In the Virgo area, the 15-23 well is tied in to the local operator’s infrastructure. Produced oil, water and associated gas is piped for processing, separation and sale by the local operator. The average production for May and June, during which there were unusually heavy rains was 300bopd due to trucked wells being shut in as road conditions restricted the trucking of oil to the 13-36 battery for sale. With roads repaired and all wells on production, net average production for the last week in June was about 500bopd.

The focus for the proposed Q3 work programme is to improve operating synergies and costs and increase production through the restart of three waterflood wells at the 9-25 facility. One of the largest costs in this field is electrical power, which is used for pumps and the processing facilities. Within the Rainbow asset ate 16 sweet gas wells which are connected to the 13-36 facility and have about 700K standard cubic feet of daily production capacity. This is sufficient to provide more power than is currently required by the assets and the company is evaluating the possibility of installing gas powered generators to produce electricity from this supply.

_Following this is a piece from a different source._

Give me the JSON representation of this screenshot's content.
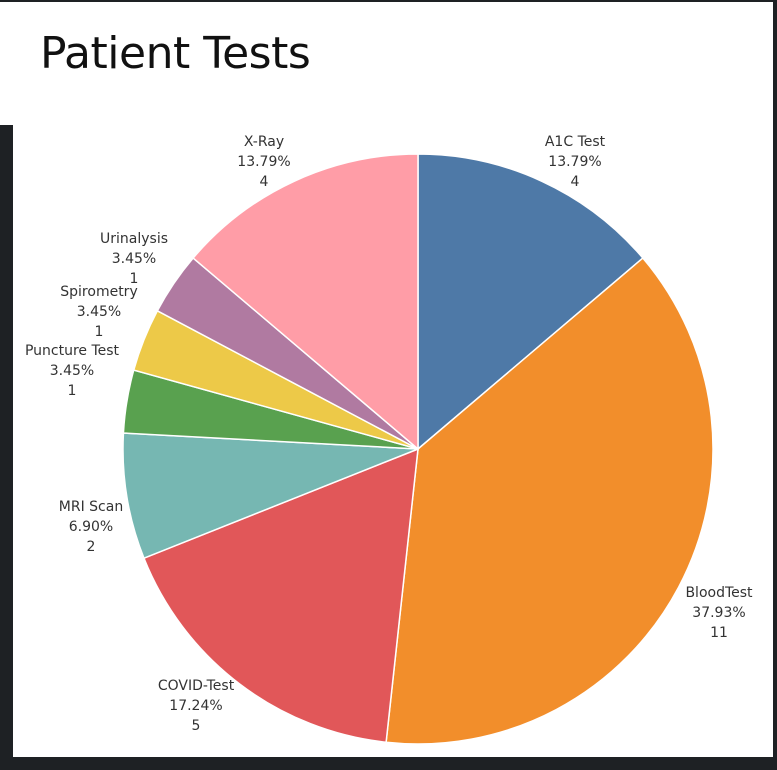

There are three wells connected to the 9-25 battery which are shut in due to the pipeline needing some repair work. These wells receive the benefit of the pressure support from the waterflood programme. Subject to confirmation from engineering studies, the company is planning to repair and test the pipeline this summer and bring the wells back into production.
While the 9-25 battery is located about 25km from the 13-36 battery, the nearest point between each facility’s connected pipeline network is only 3km. The group has commissioned studies to assess the cost and work required to connect the two facilities which is anticipated to have significant operating cost savings and reduce production downtime due to trucking restrictions in bad weather.

There are between ten and fifteen further well workover candidates from the existing well inventory which should require only the pulling and replacement of rods or pump assemblies to bring them back into production. Alongside this work, the company is considering a list of reefs in the Rainbow area which have had limited oil recovery and could support further production from a sidetrack well, drilled from an existing well. Material production gains could be possible from this activity with relatively low risk and limited capital outlay, especially in the current cost environment.

The final activity being considered for a winter work programme is the recompletion of some of the wells in the Virgo region. The original plan for these wells was to tie them into local pipeline infrastructure for transportation and processing of produced oil and water by the local operator. The 15-23 well was completed this way and is on production with a tariff being paid to separate and disposed of produced water as well as process the oil for sale.

Given the third party tariff paid for this work, the lower sales price achieved for oil in Virgo and that the company now owns its own processing facilities in Rainbow, they are considering the recompletion of these wells without connecting them to the local infrastructure. This would allow the separation of oil and water at the well site and disposal of produced water downhole to a lower formation through a dual completion assembly. Dry oil could then be trucked to the 13-36 facility where it would receive a better sales price and not incur third party tariff.

The increase in production from the Rainbow assets to 400bopd, combined with the rise in oil price since February is providing material monthly revenue and cash flow. The next step for the company is to increase production further and not only cover group costs but to create net operating cash flow for future investment. With the initiatives discussed above, I am feeling for the first time that the company might actually make it.